For many years advocates pointed to a service gap in the Utica area for expectant and young mothers facing difficult circumstances. In 2007 the late Donna Latour-Elefante, founder and executive director of the Family Nurturing Center, sought to fill that void. Naming it after her mother, she established Evelyn’s House, the only transitional housing for pregnant or parenting teens in the area.

A part of Integrated Community Alternatives Network (ICAN), Evelyn’s House continues to fulfill Latour-Elefante’s founding vision. No matter the difficult circumstances young women face, they can stay at the space for up to two years. During their stay, residents receive intensive case management, including evidence-based parenting and other classes to prepare them for employment, in addition to nutrition, health and wellness, mental health services, and guidance toward permanent housing.

“We really want to prepare them to be successful living on their own with their child or children,” says Allison Jackson, ICAN’s chief program officer. “We want them to become empowered during this transitional time in their lives.”

Having a roof over their heads and a safe place to stay allows young mothers to return to school or find employment. Evelyn’s House has a partnership with the Workforce Investment Board that takes them through job training and placement, with a goal of long-term employment.

Helping these young women often presents unique challenges.

“Because it’s a shelter, all the women who come to Evelyn’s House are homeless, threatened with homelessness, or fleeing domestic violence,” Jackson says. “These young women come to us with significant trauma history. Not only that, but they’re trying to parent. They’re either pregnant and scared and getting ready to have a child, or they’re currently parenting and carry all of these other stresses on their shoulders.”

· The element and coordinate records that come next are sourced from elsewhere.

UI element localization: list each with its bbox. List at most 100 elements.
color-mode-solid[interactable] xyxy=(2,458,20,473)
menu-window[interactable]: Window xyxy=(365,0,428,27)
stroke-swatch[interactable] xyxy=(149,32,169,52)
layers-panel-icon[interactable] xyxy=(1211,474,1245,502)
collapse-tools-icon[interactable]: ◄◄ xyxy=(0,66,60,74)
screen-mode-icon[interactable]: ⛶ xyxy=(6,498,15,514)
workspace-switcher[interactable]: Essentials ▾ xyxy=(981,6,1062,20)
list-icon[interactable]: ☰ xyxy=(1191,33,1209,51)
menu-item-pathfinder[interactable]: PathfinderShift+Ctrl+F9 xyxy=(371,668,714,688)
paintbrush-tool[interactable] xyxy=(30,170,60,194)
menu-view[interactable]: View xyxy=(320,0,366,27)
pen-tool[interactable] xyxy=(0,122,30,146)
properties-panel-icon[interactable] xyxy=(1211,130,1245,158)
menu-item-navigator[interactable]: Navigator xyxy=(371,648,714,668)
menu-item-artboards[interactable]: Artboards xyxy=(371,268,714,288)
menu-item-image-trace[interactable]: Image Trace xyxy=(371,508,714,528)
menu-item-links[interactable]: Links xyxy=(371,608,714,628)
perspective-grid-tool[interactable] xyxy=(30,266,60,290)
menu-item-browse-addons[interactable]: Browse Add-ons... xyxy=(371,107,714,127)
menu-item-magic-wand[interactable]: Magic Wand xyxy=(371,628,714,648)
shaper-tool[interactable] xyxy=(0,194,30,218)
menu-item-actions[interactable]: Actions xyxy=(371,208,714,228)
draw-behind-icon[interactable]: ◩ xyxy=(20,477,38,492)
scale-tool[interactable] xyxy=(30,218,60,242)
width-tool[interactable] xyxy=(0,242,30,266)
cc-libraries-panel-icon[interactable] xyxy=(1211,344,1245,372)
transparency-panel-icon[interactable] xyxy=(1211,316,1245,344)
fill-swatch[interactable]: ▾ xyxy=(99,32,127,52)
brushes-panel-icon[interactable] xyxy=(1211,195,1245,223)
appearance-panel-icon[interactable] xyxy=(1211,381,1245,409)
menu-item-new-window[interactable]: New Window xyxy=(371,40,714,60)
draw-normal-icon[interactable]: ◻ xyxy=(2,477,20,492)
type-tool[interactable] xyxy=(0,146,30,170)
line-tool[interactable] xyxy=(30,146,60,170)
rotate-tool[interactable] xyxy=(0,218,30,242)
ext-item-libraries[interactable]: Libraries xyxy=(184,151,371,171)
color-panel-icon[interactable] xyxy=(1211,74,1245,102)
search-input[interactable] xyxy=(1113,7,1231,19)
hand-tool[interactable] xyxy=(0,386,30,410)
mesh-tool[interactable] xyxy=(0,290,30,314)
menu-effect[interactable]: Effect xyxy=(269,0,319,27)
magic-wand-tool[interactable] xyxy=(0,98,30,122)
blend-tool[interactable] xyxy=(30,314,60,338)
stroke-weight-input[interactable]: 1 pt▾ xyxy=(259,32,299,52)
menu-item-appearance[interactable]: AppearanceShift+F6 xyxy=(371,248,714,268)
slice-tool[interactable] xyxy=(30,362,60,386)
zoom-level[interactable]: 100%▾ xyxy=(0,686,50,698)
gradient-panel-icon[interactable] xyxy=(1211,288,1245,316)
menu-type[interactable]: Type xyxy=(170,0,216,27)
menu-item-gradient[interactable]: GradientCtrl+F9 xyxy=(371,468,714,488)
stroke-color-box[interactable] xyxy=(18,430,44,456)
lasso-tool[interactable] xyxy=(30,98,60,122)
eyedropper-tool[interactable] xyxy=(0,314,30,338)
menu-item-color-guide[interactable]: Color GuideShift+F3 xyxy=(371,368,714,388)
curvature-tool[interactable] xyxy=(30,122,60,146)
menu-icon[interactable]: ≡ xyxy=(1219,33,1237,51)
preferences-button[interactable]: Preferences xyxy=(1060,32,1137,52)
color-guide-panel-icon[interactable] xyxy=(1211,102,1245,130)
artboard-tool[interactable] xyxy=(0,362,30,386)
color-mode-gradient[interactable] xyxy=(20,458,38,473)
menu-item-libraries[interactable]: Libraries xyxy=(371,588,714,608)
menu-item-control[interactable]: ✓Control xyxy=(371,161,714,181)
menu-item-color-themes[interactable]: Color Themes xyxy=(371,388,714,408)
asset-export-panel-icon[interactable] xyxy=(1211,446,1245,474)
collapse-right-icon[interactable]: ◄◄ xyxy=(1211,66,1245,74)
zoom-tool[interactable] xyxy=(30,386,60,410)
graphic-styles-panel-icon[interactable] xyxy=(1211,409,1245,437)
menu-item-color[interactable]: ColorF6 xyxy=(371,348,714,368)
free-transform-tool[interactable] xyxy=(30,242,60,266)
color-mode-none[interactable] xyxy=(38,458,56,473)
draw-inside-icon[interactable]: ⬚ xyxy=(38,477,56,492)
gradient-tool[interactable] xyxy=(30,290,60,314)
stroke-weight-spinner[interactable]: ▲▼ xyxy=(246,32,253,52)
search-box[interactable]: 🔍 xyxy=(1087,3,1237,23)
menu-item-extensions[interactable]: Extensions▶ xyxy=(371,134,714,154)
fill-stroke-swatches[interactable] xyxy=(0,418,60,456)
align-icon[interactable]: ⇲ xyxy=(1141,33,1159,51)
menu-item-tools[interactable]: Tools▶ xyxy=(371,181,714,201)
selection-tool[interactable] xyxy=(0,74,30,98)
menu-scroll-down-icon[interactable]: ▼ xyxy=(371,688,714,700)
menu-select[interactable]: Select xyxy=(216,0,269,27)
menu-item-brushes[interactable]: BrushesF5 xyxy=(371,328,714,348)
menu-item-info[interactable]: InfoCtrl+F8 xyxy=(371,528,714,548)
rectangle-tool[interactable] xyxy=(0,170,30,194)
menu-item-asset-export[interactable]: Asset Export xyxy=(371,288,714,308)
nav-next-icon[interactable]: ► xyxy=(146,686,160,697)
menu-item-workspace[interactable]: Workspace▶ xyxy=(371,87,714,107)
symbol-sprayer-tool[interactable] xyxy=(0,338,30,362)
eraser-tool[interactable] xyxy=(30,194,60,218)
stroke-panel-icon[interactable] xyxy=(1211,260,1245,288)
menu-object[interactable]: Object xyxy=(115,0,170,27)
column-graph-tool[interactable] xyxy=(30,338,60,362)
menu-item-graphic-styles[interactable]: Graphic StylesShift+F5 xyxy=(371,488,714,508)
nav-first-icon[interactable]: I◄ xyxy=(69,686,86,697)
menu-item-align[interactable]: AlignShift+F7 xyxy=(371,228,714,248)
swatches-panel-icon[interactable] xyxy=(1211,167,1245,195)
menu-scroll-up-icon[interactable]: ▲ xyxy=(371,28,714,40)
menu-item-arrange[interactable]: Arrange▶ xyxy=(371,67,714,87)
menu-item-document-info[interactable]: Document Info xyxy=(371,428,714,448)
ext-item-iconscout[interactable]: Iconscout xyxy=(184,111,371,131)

While it can be a challenging time for some of the women, in some cases it’s the first time they’ve felt safe and secure at home. Past trauma can make for a difficult transition, but Jackson says that the women using these services are some of the most resilient individuals she’s ever worked with. From that place of safety and security, they’re able to work on other things, like life skills that they need to live independently and successfully with their children.

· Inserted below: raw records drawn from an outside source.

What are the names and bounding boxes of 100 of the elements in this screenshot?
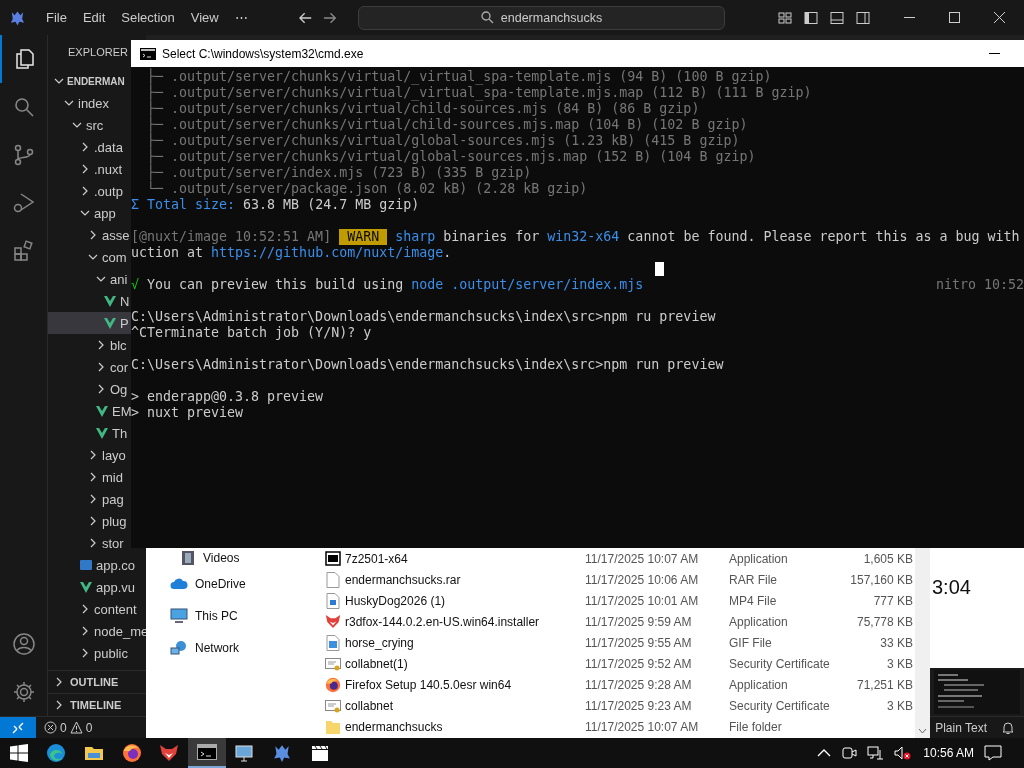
close-icon[interactable] — [994, 12, 1005, 23]
menu-item[interactable]: File — [38, 10, 76, 25]
file-row[interactable]: r3dfox-144.0.2.en-US.win64.installer 11/17/2025 9:59 AM Application 75,778 KB — [310, 611, 915, 632]
nav-item[interactable]: This PC — [146, 600, 310, 632]
file-row[interactable]: horse_crying 11/17/2025 9:55 AM GIF File 33 KB — [310, 632, 915, 653]
terminal-text: You can preview this build using — [146, 277, 405, 293]
file-row[interactable]: Firefox Setup 140.5.0esr win64 11/17/2025 9:28 AM Application 71,251 KB — [310, 674, 915, 695]
menu-item[interactable]: View — [183, 10, 228, 25]
tree-item[interactable]: N — [48, 290, 131, 312]
tree-item[interactable]: com — [48, 246, 131, 268]
tree-item[interactable]: app — [48, 202, 131, 224]
camera-icon[interactable] — [841, 745, 858, 761]
scrollbar[interactable] — [915, 548, 930, 738]
tree-item[interactable]: stor — [48, 532, 131, 554]
file-date: 11/17/2025 10:07 AM — [585, 719, 700, 734]
problems-status[interactable]: 0 0 — [44, 720, 93, 735]
terminal-text: C:\Users\Administrator\Downloads\endermanchsucks\index\src>npm run preview — [131, 357, 724, 373]
terminal-text: [@nuxt/image 10:52:51 AM] — [131, 229, 333, 245]
terminal-text: nitro 10:52 — [935, 277, 1024, 293]
terminal-text: Σ Total size: — [131, 197, 236, 213]
sidebar-toggle-icon[interactable] — [804, 10, 818, 25]
layout-icon[interactable] — [778, 10, 792, 25]
search-field[interactable]: endermanchsucks — [358, 5, 725, 30]
panel-toggle-icon[interactable] — [830, 10, 844, 25]
file-row[interactable]: collabnet 11/17/2025 9:23 AM Security Certificate 3 KB — [310, 695, 915, 716]
tree-item[interactable]: app.vu — [48, 576, 146, 598]
terminal-text: ├─ .output/server/chunks/virtual/child-sources.mjs.map (104 B) (102 B gzip) — [146, 117, 748, 132]
video-file-icon — [325, 592, 341, 609]
volume-muted-icon[interactable] — [893, 745, 912, 761]
secondary-sidebar-icon[interactable] — [856, 10, 870, 25]
tree-item[interactable]: pag — [48, 488, 131, 510]
tree-item[interactable]: public — [48, 642, 146, 664]
file-size: 1,605 KB — [862, 551, 913, 566]
file-row[interactable]: 7z2501-x64 11/17/2025 10:07 AM Application 1,605 KB — [310, 548, 915, 569]
file-row[interactable]: HuskyDog2026 (1) 11/17/2025 10:01 AM MP4 File 777 KB — [310, 590, 915, 611]
notification-icon[interactable] — [984, 745, 1002, 761]
file-type: RAR File — [729, 572, 778, 587]
tree-item[interactable]: cor — [48, 356, 131, 378]
forward-arrow-icon[interactable] — [322, 11, 337, 24]
tree-item[interactable]: asse — [48, 224, 131, 246]
taskbar-button[interactable] — [187, 738, 226, 768]
bell-icon[interactable] — [1001, 720, 1015, 735]
nav-item[interactable]: OneDrive — [146, 568, 310, 600]
file-date: 11/17/2025 9:59 AM — [585, 614, 693, 629]
settings-icon[interactable] — [11, 680, 36, 704]
remote-icon — [11, 720, 25, 735]
tree-item[interactable]: P — [48, 312, 131, 334]
tree-item[interactable]: mid — [48, 466, 131, 488]
tree-item[interactable]: .nuxt — [48, 158, 131, 180]
tree-item[interactable]: EM — [48, 400, 131, 422]
back-arrow-icon[interactable] — [298, 11, 312, 24]
vue-file-icon — [96, 427, 108, 439]
terminal-text: WARN — [339, 229, 388, 245]
tree-item[interactable]: ani — [48, 268, 131, 290]
monitor-icon — [234, 744, 255, 762]
tree-item[interactable]: .data — [48, 136, 131, 158]
tree-item[interactable]: blc — [48, 334, 131, 356]
file-row[interactable]: collabnet(1) 11/17/2025 9:52 AM Security Certificate 3 KB — [310, 653, 915, 674]
tree-item[interactable]: plug — [48, 510, 131, 532]
nav-item[interactable]: Network — [146, 632, 310, 664]
tree-item[interactable]: .outp — [48, 180, 131, 202]
language-mode[interactable]: Plain Text — [935, 720, 987, 735]
account-icon[interactable] — [11, 632, 36, 656]
terminal-text: ├─ .output/server/chunks/virtual/global-sources.mjs (1.23 kB) (415 B gzip) — [146, 133, 740, 148]
tree-item[interactable]: ENDERMAN — [48, 70, 131, 92]
terminal-text: ^CTerminate batch job (Y/N)? y — [131, 325, 372, 341]
tree-item[interactable]: Og — [48, 378, 131, 400]
taskbar-clock[interactable]: 10:56 AM — [923, 746, 974, 760]
file-name: horse_crying — [345, 635, 415, 650]
file-type: File folder — [729, 719, 783, 734]
tree-item[interactable]: src — [48, 114, 131, 136]
terminal-text: https://github.com/nuxt/image — [211, 245, 444, 261]
vue-file-icon — [104, 295, 116, 307]
file-name: collabnet(1) — [345, 656, 409, 671]
terminal-text: node .output/server/index.mjs — [411, 277, 644, 293]
network-globe-icon — [170, 640, 188, 656]
file-row[interactable]: endermanchsucks.rar 11/17/2025 10:06 AM RAR File 157,160 KB — [310, 569, 915, 590]
maximize-icon[interactable] — [949, 12, 960, 23]
tree-item[interactable]: app.co — [48, 554, 146, 576]
terminal-text: . — [443, 245, 452, 261]
scroll-down-icon[interactable] — [918, 728, 927, 734]
menu-item[interactable]: Selection — [114, 10, 184, 25]
tree-item[interactable]: layo — [48, 444, 131, 466]
folder-icon — [325, 718, 341, 735]
tree-item[interactable]: Th — [48, 422, 131, 444]
file-size: 3 KB — [886, 698, 913, 713]
image-file-icon — [325, 634, 341, 651]
network-icon[interactable] — [867, 745, 884, 761]
menu-item[interactable]: ⋯ — [227, 10, 257, 25]
vue-file-icon — [80, 581, 92, 593]
caret-up-icon[interactable] — [817, 748, 832, 758]
file-row[interactable]: endermanchsucks 11/17/2025 10:07 AM File folder — [310, 716, 915, 737]
tree-item[interactable]: content — [48, 598, 146, 620]
cloud-icon — [170, 578, 188, 590]
tree-item[interactable]: index — [48, 92, 131, 114]
tree-item[interactable]: node_me — [48, 620, 146, 642]
search-icon — [480, 11, 494, 24]
monitor-icon — [170, 608, 188, 624]
menu-item[interactable]: Edit — [75, 10, 115, 25]
nav-item[interactable]: Videos — [146, 548, 310, 568]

As moms get ready to complete their stay, they’re able to transition into permanent housing. This “rapid rehousing” program allows Evelyn’s House to cover the first several months of rent, with moms gradually taking on that responsibility as their economic situation stabilizes. And the program includes more than just rental assistance; two years of case management help can make a real difference for those just starting out.

In keeping with ICAN’s organizational philosophy, “family voice, family choice,” Evelyn’s House balances its rules and expectations for residents with the importance of hearing from young women who are adapting to significant life changes. Weekly house meetings provide a structure that does just that.

“We all sit in the living room in a circle with the kids running around, and it’s their chance to have a voice,” Jackson says. “The staff have a list and all the residents have a list of any concerns or anything they want to talk about or changes they feel need to be made to the program. It really is their chance to voice their opinion.”

The partnership between Evelyn’s House and the Community Foundation has been crucial to the program and dates back to its founding as part of the Family Nurturing Center.

“We’ve been super lucky and grateful for all the help that the Community Foundation has provided,” says Jackson. “The beauty of our relationship is that the Community Foundation will reach out to us and ask, ‘What are your needs?’”

Many donor-advised funds have supported Evelyn’s House for over a decade. In addition to general support, the Margarets Gaffney & Van Waes Fund has helped the organization with more immediate needs—funding a life skills coordinator staff position, a kitchen remodel, and all new cribs—and the Charles A. Gaetano Family Fund has also made several grants as well.

Thanks to generous donor support, dedicated staff and ICAN’s guidance, Evelyn’s House continues to realize Latour-Elefante’s dream: a more homelike, less institutional setting for our community’s young mothers and moms-to-be facing extraordinary challenges.